Anhaltspunkte zum Untergangsort lieferten auch Kisten mit leichteren Fundstücken die Wochen und Monate nach dem Untergang zwischen Altenbruch und Balje angespült wurden. Zusammengetragen wurden die ägyptischen Altertümer vom preußischen General Johann Heinrich Karl Menu von Minutoli, entsandt von König Friedrich Wilhelm III. von Preußen, mit dem Auftrag möglichst viele Schätze mitzubringen. Weswegen er vieles en gros kaufte, erzählte Leive. Und Minutoli selbst deshalb nicht bei jeder Kiste so genau wusste, was sie enthielt. Er war aber auch der Erste, dem es gelang den Eingang zur Stufenpyramide von Sakkara zu finden. Hier barg er, neben dem tonnenschweren Steinsarkophag unter anderem auch den vergoldete Kopf der Mumie, zwei vergoldete Fußsohlen sowie einen kleinen Geierkopf. Dass sich diese Funde auf der „Gottfried“ befanden, ist aus verschiedenen Quellen, wie etwa den Erinnerungen von Minutoli bekannt.
So weiß man auch, dass 20 weitere Kisten über den Landweg ihr Ziel in Berlin erreichten. Von den angeschwemmten Fundstücken ist bekannt, dass sie versteigert wurden, wo sie gelandet sind ist nicht mehr auszumachen. Bis auf zwei weitere Fundstücke aus dem Hamburger Museum für Kunst und Gewerbe, (MGK) eine Mumienbinde sowie eine Mumienlocke in einem Kuvert. mit der Aufschrift: „bey Neuhaus an Land getrieben aus dem dort gestrandeten Schiffe – in Freyburg mitgenommen d. 5t. April 1822.“
So einfach ist die Zuordnung des ebenfalls im MGK gefundenen vergoldeten Mumienschädels nicht, wurde er dort doch als eher aus römischer Zeit stammend eingeordnet. Inzwischen wurde der Schädel jedoch vom Hamburger Rechtsmediziner Prof. Klaus Püschel auf sein Alter untersucht, mit dem Ergebnis, dass er rund 2.800 Jahre alt ist und somit zeitlich in die Stufenpyramide passen würde.

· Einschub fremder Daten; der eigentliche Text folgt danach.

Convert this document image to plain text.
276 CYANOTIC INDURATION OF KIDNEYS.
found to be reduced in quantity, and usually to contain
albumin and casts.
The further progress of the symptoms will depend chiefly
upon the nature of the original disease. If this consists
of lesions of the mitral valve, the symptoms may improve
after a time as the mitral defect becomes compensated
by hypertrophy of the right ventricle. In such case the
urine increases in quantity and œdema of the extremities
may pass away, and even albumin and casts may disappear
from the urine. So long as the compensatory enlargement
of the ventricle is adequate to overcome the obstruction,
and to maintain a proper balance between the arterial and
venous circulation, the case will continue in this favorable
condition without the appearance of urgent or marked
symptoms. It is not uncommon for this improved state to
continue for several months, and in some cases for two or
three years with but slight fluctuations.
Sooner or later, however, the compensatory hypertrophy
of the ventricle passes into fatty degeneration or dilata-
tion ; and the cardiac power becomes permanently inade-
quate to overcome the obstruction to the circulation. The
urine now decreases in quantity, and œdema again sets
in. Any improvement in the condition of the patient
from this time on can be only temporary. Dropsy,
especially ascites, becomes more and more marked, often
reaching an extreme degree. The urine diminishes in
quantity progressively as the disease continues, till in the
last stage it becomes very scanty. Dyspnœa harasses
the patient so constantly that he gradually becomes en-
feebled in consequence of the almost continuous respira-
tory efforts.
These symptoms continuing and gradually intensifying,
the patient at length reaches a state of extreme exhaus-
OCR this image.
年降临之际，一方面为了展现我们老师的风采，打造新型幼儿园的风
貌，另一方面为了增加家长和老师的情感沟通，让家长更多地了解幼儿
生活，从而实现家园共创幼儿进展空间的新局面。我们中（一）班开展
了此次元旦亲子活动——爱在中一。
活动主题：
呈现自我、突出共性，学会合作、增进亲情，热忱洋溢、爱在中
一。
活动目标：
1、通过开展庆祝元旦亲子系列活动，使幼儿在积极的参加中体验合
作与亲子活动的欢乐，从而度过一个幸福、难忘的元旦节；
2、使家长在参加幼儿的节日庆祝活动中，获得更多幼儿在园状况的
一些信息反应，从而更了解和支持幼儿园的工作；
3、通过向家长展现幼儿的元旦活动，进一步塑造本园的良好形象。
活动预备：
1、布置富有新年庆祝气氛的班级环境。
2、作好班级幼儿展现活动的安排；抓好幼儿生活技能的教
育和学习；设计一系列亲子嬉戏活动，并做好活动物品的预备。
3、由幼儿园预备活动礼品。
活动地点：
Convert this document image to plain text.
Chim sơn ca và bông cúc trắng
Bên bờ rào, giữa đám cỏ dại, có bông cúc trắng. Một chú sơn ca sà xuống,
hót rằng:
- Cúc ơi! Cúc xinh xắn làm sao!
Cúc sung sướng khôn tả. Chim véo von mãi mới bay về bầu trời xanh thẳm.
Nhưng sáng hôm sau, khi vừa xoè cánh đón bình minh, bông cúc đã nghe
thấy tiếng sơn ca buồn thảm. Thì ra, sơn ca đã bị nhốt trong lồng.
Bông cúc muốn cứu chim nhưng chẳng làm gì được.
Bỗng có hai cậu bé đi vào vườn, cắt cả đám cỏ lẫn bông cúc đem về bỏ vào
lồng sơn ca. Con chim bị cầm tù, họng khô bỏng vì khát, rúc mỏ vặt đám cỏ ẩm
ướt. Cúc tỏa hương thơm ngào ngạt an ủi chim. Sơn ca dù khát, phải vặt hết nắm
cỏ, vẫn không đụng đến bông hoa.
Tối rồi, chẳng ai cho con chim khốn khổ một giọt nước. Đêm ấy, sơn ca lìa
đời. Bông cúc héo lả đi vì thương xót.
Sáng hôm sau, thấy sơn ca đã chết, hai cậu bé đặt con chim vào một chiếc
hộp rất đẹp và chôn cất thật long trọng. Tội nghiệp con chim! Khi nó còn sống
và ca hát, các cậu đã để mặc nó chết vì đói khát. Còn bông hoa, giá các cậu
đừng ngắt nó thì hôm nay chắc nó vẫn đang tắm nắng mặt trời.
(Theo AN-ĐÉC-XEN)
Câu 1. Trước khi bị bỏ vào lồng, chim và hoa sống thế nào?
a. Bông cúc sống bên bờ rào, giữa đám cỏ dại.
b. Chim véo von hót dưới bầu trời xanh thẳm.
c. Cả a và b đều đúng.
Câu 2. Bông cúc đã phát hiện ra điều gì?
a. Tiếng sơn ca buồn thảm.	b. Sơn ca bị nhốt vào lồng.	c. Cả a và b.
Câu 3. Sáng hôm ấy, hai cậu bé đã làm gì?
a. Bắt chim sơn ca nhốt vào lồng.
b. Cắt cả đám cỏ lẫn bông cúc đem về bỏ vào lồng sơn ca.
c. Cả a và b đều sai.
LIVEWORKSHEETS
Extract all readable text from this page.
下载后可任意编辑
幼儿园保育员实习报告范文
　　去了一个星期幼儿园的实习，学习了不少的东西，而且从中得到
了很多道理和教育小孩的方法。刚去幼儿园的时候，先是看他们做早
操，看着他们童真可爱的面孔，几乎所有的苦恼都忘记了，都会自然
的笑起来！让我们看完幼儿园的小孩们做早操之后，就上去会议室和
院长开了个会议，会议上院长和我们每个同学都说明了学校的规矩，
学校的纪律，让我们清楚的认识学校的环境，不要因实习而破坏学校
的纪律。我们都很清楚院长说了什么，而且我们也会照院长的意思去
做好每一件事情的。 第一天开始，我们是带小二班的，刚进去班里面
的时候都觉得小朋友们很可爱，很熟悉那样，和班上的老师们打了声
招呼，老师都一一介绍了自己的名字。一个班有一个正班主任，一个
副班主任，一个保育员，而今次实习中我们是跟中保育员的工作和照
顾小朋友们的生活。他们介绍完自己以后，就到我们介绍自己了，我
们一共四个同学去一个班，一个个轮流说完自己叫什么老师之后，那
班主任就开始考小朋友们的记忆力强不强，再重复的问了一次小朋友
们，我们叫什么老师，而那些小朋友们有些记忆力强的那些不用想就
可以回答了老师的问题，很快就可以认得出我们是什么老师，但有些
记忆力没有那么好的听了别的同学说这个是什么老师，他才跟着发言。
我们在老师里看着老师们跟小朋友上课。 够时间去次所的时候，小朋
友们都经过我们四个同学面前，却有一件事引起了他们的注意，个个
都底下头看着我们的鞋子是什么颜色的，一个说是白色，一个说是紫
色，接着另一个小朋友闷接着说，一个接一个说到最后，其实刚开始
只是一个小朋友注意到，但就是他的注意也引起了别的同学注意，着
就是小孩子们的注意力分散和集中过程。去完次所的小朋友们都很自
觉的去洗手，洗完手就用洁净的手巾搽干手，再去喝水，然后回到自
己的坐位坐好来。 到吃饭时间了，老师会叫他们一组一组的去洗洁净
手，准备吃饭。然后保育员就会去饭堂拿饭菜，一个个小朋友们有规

„Das ist eine absolute Sensation und Wissenschaftsgeschichte im besten Sinne.“, dankte Dr. Sarrazin Rainer Leive für seine detailreiche Forschungsarbeit. „Es gebührt unser aller Hochachtung, dass sie über so viele Jahre am Ball geblieben sind und es geschafft haben, den Schädel in diesen Zusammenhang einzubetten.“ Ein Dank, den Leive nicht für sich allein beanspruchen wollte und auf die vielen Forschenden verwies, die ebenso zum Wissensstand beigetragen haben.
Ihm ist es wichtig, dass das Wissen und was noch an Ladung gefunden wird, in der Region bleibt. „Hier gehört es als kulturhistorisches Erbe hin“, sagte er und würde es gerne sehen, wenn es hier museal bearbeitet wird.